Applying marketing to social issues always raises eyebrows and gets people talking – yet another advantage of striking chords that are still capable of surprising the customer/citizen. Here are two examples that recently made headlines in Europe:
- The Danish travel agency Spies is selling city holidays with a campaign called “Do it for Denmark”. Market research has shown that Denmark’s birthrate is very low and falling, and that Danes have 46% more sex while on holiday. The resulting advertising campaign appeals to patriotism by encouraging Danes to take a libido-boosting getaway. The special offer: Couples who can prove that they conceived during the trip receive a three-year supply of baby essentials. The result: “Do it for Denmark” now has more than a million Google hits and the campaign’s YouTube video has been viewed more than 7 million times. Likes and dislikes: Some blogs are sensibly debating why the Danish protagonist of the video is not wearing a wedding ring.

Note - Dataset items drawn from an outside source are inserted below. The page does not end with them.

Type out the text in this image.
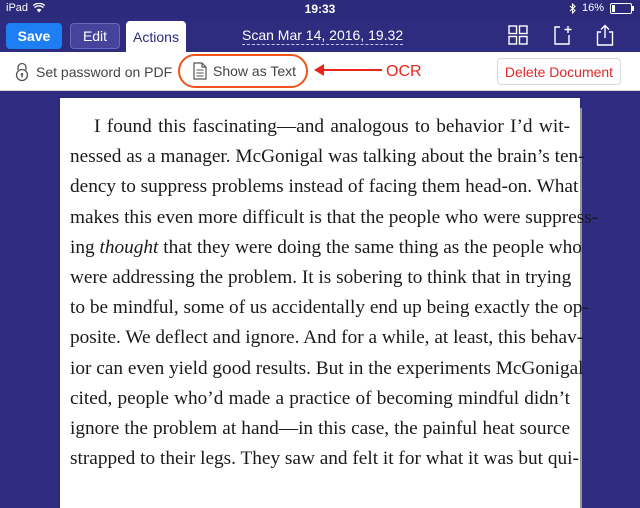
iPad	19:33	16%
Save	Edit	Actions	Scan Mar 14, 2016, 19.32
Set password on PDF	Show as Text	OCR	Delete Document
I found this fascinating—and analogous to behavior I’d wit-
nessed as a manager. McGonigal was talking about the brain’s ten-
dency to suppress problems instead of facing them head-on. What
makes this even more difficult is that the people who were suppress-
ing thought that they were doing the same thing as the people who
were addressing the problem. It is sobering to think that in trying
to be mindful, some of us accidentally end up being exactly the op-
posite. We deflect and ignore. And for a while, at least, this behav-
ior can even yield good results. But in the experiments McGonigal
cited, people who’d made a practice of becoming mindful didn’t
ignore the problem at hand—in this case, the painful heat source
strapped to their legs. They saw and felt it for what it was but qui-
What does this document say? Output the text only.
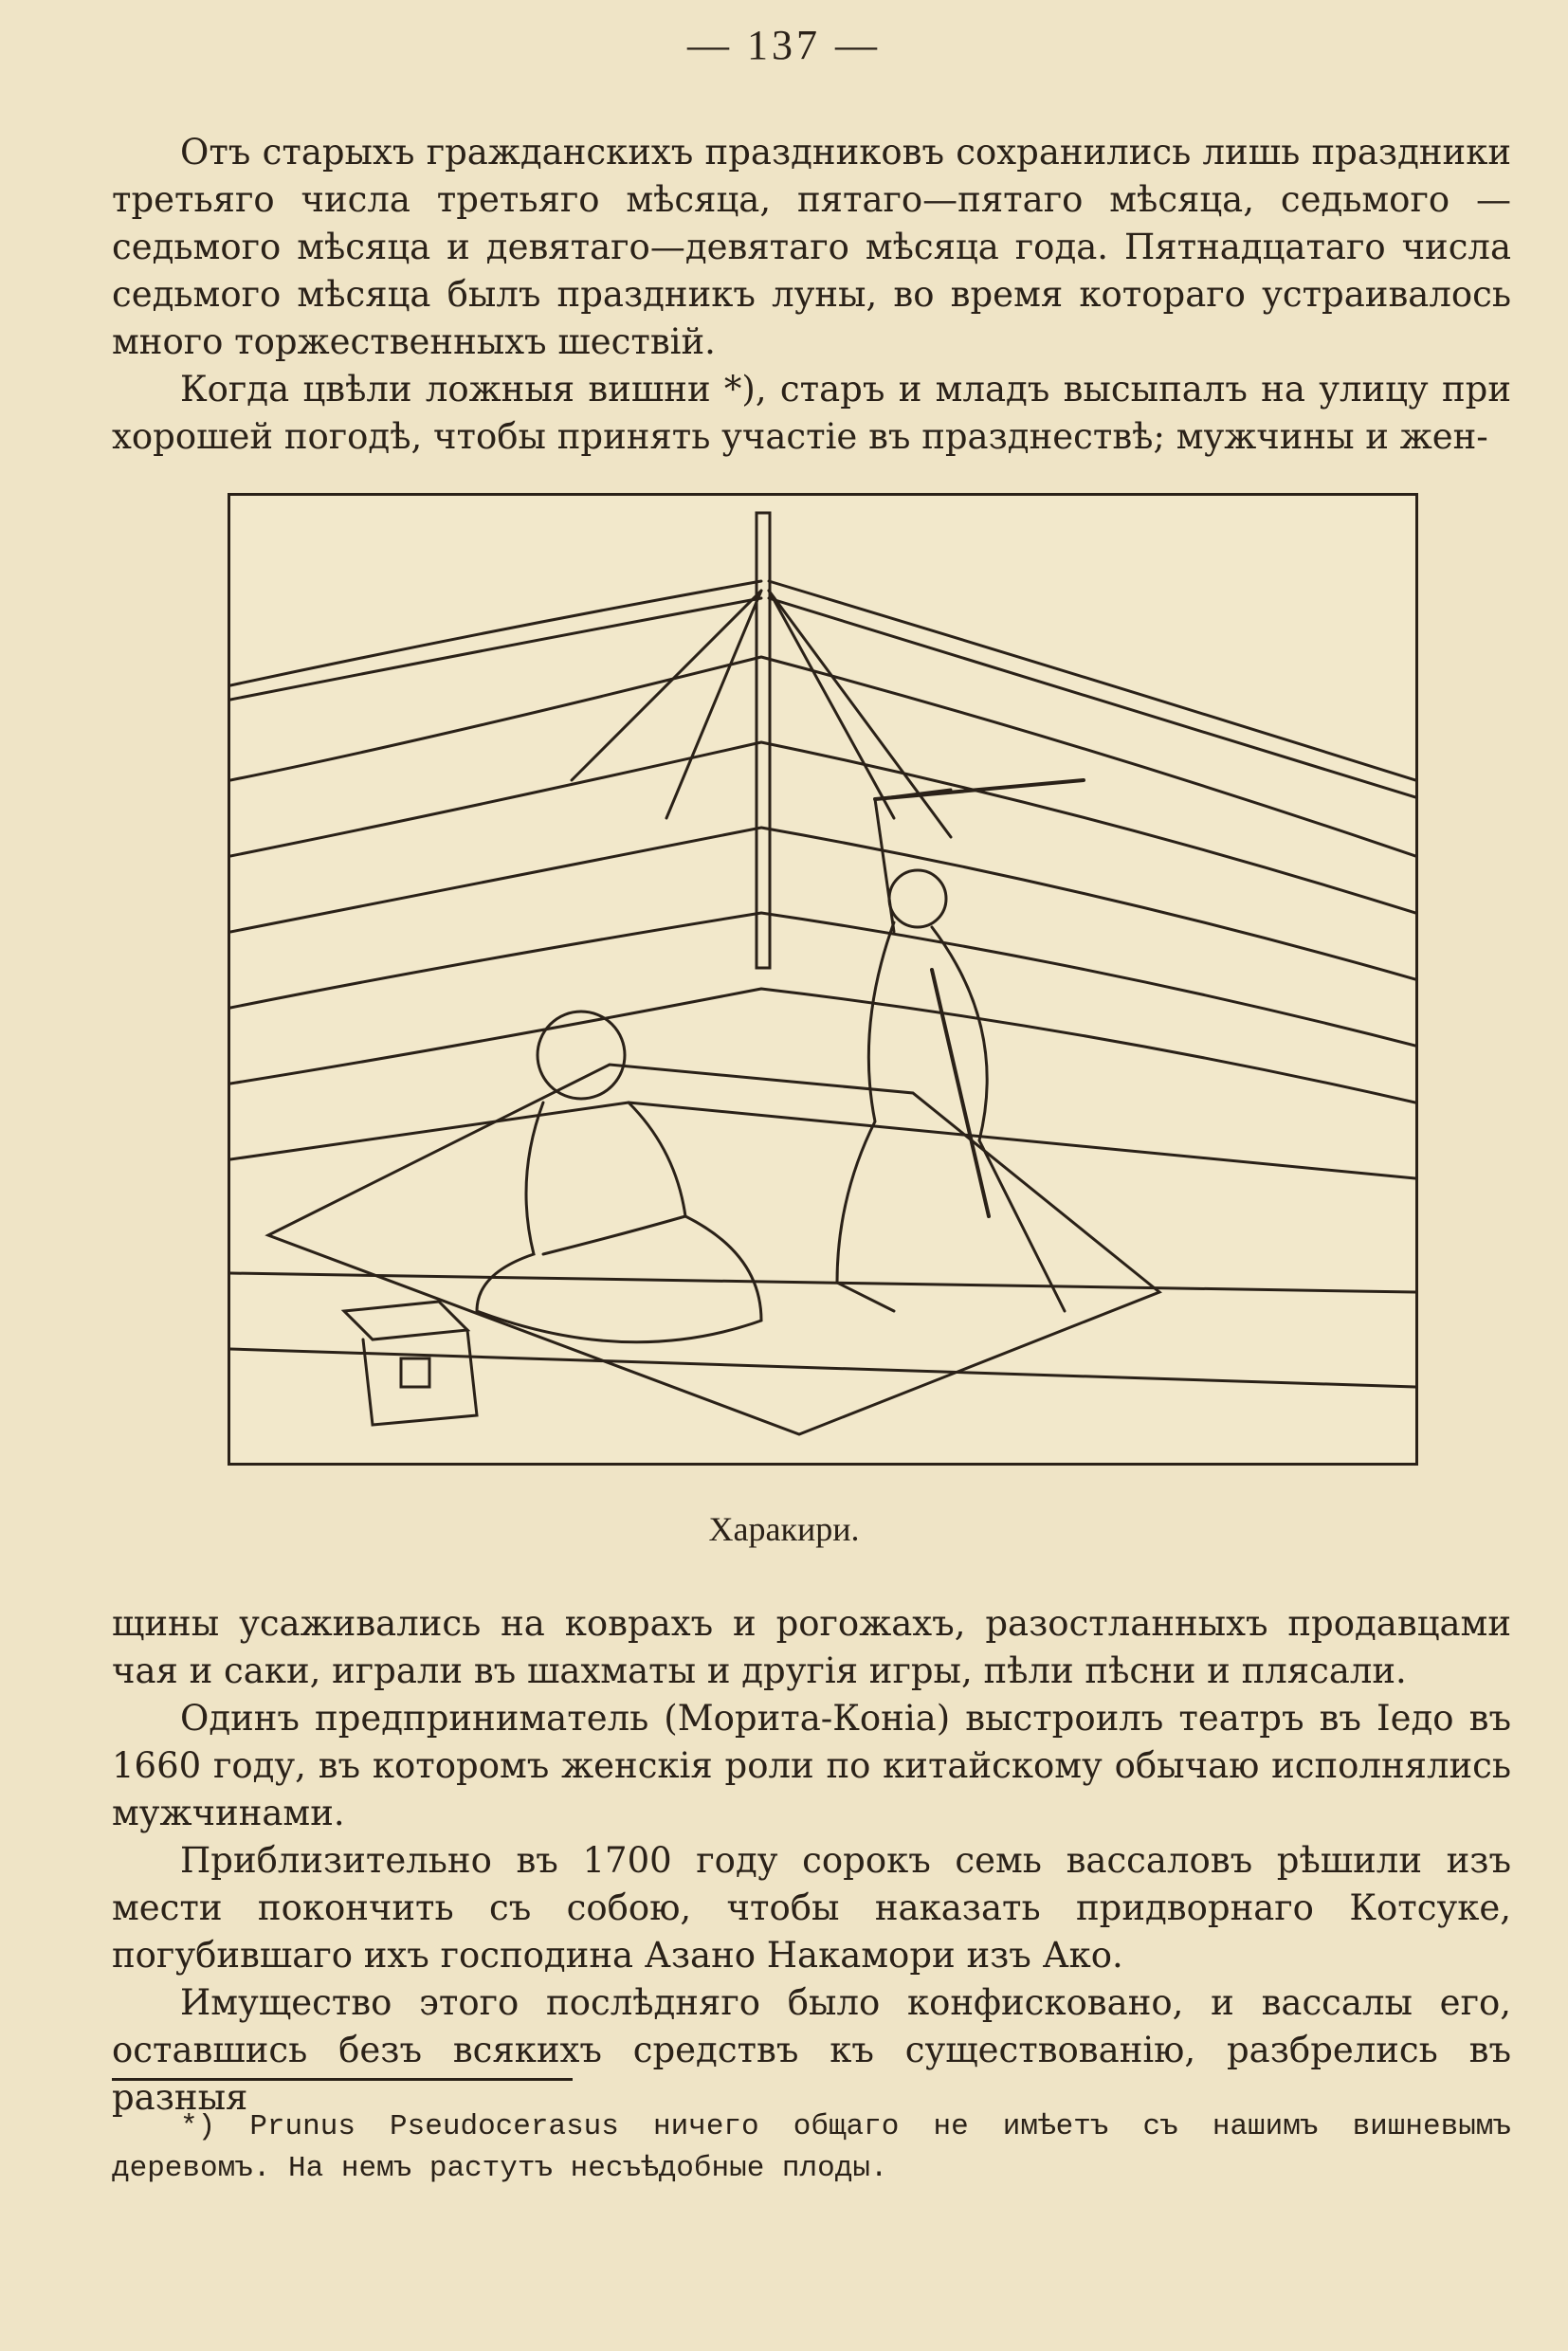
— 137 —

Отъ старыхъ гражданскихъ праздниковъ сохранились лишь праздники третьяго числа третьяго мѣсяца, пятаго—пятаго мѣсяца, седьмого — седьмого мѣсяца и девятаго—девятаго мѣсяца года. Пятнадцатаго числа седьмого мѣсяца былъ праздникъ луны, во время котораго устраивалось много торжественныхъ шествій.

Когда цвѣли ложныя вишни *), старъ и младъ высыпалъ на улицу при хорошей погодѣ, чтобы принять участіе въ празднествѣ; мужчины и жен-

Харакири.

щины усаживались на коврахъ и рогожахъ, разостланныхъ продавцами чая и саки, играли въ шахматы и другія игры, пѣли пѣсни и плясали.

Одинъ предприниматель (Морита-Коніа) выстроилъ театръ въ Іедо въ 1660 году, въ которомъ женскія роли по китайскому обычаю исполнялись мужчинами.

Приблизительно въ 1700 году сорокъ семь вассаловъ рѣшили изъ мести покончить съ собою, чтобы наказать придворнаго Котсуке, погубившаго ихъ господина Азано Накамори изъ Ако.

Имущество этого послѣдняго было конфисковано, и вассалы его, оставшись безъ всякихъ средствъ къ существованію, разбрелись въ разныя

*) Prunus Pseudocerasus ничего общаго не имѣетъ съ нашимъ вишневымъ деревомъ. На немъ растутъ несъѣдобные плоды.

- Six recent political science graduates from Pompeu Fabra University have created a website called Sexy Europe that aims to “get new generations interested in Europe’s promising political future”. The founders believe that information about Europe is lacking in the media. They went to fill this gap specific values tailored to young people: a particular communication code, an “EU for Dummies” section, and opinion pieces.
How should we measure the success of these marketing campaigns? Pregnancies? Votes? YouTube views? The percentage of Danes conceived abroad already stands at 10%, and early forecasts indicate that only 28% of young Spaniards will vote in the upcoming European election. Perhaps we shouldn’t call this social marketing, but rather private companies capturing attention, awareness and differentiation using social values.